Ce ne sont pas de simples transferts envoyés aux familles. Les FCNR(B) sont des dépôts bancaires en devises ouverts par les Indiens vivant à l’étranger. Le déposant garde son épargne en dollar, en euro ou dans une autre monnaie convertible. Il évite ainsi de porter directement le risque d’une dépréciation de la roupie.
Mais le véritable coup d’accélérateur vient de la banque centrale.
La RBI a changé l’équation
Pour une banque indienne, collecter des dollars n’est intéressant que si le coût de couverture contre les variations du change reste maîtrisable.
La RBI a donc proposé un swap dollar-roupie sur plusieurs années. En pratique, les banques lui remettent les devises collectées auprès des expatriés et reçoivent des roupies. À l’échéance, l’opération est inversée selon des conditions déterminées à l’avance.
Le résultat est puissant : les banques peuvent attirer davantage de dépôts en devises sans supporter seules le risque de change.
Et la RBI récupère, temporairement, une masse supplémentaire de devises.
Les réserves indiennes avaient atteint 729,3 milliards de dollars au 21 août 2026, un sommet historique. Un tel coussin compte particulièrement pour un pays très dépendant des importations énergétiques : quand le pétrole monte, la demande de dollars monte avec lui.
La diaspora devient ainsi beaucoup plus qu’un fournisseur de transferts. Elle devient une composante du dispositif de stabilité monétaire.
COMMENT ÇA MARCHE ?
Un expatrié indien place 10 000 dollars dans une banque indienne, sans les convertir en roupies.
La banque reçoit donc des dollars, mais doit un jour rembourser son client dans cette même devise.
Pour éviter qu’une variation du change ne lui coûte trop cher, elle échange temporairement ces dollars contre des roupies auprès de la RBI.
La banque centrale conserve les dollars pendant la durée du swap.
En résumé :
Diaspora → dollars → banque commerciale → RBI → roupies pour financer l’économie.
À l’échéance, le mécanisme fonctionne en sens inverse.
Ce système ne crée pas des devises gratuitement : les dollars devront être rendus. Il permet surtout de mieux gérer leur disponibilité dans le temps.
Et si la BCT faisait pareil ?
La comparaison avec la Tunisie est tentante.

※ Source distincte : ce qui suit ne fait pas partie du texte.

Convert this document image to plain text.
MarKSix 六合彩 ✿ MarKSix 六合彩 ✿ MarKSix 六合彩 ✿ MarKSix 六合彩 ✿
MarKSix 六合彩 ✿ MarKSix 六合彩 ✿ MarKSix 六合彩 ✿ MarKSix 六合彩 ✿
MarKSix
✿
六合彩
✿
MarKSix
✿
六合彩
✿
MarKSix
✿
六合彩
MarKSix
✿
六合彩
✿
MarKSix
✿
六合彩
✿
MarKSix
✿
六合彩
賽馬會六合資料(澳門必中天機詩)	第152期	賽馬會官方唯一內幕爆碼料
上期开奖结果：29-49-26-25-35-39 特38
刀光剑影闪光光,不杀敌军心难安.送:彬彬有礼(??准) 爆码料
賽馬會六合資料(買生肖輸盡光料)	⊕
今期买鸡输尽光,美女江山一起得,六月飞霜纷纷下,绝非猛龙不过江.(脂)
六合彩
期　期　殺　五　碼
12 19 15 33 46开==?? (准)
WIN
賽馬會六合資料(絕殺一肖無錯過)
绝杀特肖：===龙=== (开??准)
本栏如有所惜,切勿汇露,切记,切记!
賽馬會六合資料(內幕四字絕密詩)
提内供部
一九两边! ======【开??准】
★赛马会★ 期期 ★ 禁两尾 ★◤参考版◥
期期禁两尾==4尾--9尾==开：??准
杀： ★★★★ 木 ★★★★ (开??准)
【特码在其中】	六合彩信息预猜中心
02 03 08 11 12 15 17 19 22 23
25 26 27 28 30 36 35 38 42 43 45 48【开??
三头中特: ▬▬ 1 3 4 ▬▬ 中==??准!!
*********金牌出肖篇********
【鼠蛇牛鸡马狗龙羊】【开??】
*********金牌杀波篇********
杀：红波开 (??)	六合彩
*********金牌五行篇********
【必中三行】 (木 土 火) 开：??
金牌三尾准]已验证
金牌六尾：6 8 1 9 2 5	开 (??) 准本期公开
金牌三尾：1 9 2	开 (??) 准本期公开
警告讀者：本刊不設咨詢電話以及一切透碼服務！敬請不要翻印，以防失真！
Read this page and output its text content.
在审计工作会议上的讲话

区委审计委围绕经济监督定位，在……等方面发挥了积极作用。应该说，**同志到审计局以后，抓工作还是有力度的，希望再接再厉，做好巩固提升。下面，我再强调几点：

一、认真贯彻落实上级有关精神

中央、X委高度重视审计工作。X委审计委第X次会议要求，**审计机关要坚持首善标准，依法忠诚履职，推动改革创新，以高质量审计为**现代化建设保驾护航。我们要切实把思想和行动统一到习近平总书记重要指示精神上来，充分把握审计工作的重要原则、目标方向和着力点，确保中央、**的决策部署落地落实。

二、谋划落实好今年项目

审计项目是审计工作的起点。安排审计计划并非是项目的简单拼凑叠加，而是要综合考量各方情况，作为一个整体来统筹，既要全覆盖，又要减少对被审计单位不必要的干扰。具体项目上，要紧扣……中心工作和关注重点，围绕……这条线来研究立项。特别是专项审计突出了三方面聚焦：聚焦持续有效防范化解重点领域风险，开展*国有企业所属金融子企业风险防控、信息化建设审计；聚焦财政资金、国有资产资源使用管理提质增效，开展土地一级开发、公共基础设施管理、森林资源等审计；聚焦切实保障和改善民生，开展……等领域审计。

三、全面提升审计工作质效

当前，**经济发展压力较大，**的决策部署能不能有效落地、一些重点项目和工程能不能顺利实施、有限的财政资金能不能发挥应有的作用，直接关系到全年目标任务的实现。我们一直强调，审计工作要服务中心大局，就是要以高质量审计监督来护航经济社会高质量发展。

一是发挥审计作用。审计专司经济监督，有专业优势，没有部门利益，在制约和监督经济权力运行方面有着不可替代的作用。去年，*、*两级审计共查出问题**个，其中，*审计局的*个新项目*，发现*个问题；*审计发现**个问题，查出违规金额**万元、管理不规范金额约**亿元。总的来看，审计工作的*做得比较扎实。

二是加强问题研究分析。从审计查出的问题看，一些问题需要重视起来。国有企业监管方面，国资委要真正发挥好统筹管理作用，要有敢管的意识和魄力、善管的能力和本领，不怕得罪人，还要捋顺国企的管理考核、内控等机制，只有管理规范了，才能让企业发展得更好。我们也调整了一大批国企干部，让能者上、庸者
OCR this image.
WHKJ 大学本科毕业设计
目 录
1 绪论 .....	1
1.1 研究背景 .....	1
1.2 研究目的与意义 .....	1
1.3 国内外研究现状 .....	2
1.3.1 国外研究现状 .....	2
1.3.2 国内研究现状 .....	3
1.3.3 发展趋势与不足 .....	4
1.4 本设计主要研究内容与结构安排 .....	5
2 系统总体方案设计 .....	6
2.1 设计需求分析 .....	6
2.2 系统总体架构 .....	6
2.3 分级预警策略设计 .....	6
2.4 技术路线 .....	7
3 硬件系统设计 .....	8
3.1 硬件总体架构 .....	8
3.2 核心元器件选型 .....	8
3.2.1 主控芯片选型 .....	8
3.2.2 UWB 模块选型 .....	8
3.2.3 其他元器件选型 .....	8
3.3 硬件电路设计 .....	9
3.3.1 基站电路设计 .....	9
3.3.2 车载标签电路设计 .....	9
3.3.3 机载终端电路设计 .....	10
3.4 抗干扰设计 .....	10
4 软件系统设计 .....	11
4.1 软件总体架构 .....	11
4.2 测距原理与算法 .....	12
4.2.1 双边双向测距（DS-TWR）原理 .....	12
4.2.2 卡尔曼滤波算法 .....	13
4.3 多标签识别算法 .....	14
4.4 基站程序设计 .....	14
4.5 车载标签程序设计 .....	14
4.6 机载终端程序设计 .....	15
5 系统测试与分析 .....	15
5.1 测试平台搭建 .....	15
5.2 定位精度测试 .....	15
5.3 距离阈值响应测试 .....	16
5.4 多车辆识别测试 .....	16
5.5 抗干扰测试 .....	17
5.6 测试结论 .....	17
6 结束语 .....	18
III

Les Tunisiens résidant à l’étranger ont transféré environ 8,76 milliards de dinars en 2025. Ces flux représentent déjà une source essentielle de devises pour l’économie.
Mais l’essentiel reste constitué de transferts courants : argent envoyé aux familles, consommation, immobilier ou épargne bancaire classique.
Une approche inspirée de l’Inde consisterait à aller plus loin : proposer aux TRE des dépôts de trois à cinq ans directement libellés en euros ou en dollars, avec une rémunération compétitive et des règles de rapatriement transparentes.
La BCT pourrait ensuite envisager un mécanisme de couverture permettant aux banques tunisiennes d’utiliser ces ressources sans porter seules tout le risque de change.
L’intérêt serait double : allonger la durée des ressources en devises et rendre une partie de l’épargne de la diaspora plus prévisible.
Mais le risque est tout aussi clair. Un dépôt n’est pas un don. Il doit être remboursé. Une couverture offerte par la banque centrale fait également entrer le risque dans son propre bilan.
Le vrai sujet tunisien ne serait donc pas de copier la RBI, mais de concevoir un dispositif suffisamment attractif pour les TRE et suffisamment prudent pour la BCT.
CHIFFRES CLÉS
- Plus de 100 milliards $ — nouveaux dépôts FCNR(B) rapportés fin août 2026.
- 65,4 milliards $ — montant officiellement confirmé au 21 août.
- 729,3 milliards $ — réserves de change indiennes au 21 août 2026.
- 8,76 milliards TND — transferts des TRE en 2025.
- Environ 100 jours — couverture des importations tunisiennes fin août 2026.
L’Inde ne vient donc pas d’inventer une nouvelle forme de transfert de diaspora. Elle a fait quelque chose de plus intéressant : transformer une relation financière avec ses expatriés en instrument de politique monétaire.
Pour la Tunisie, c’est peut-être là que commence la véritable comparaison.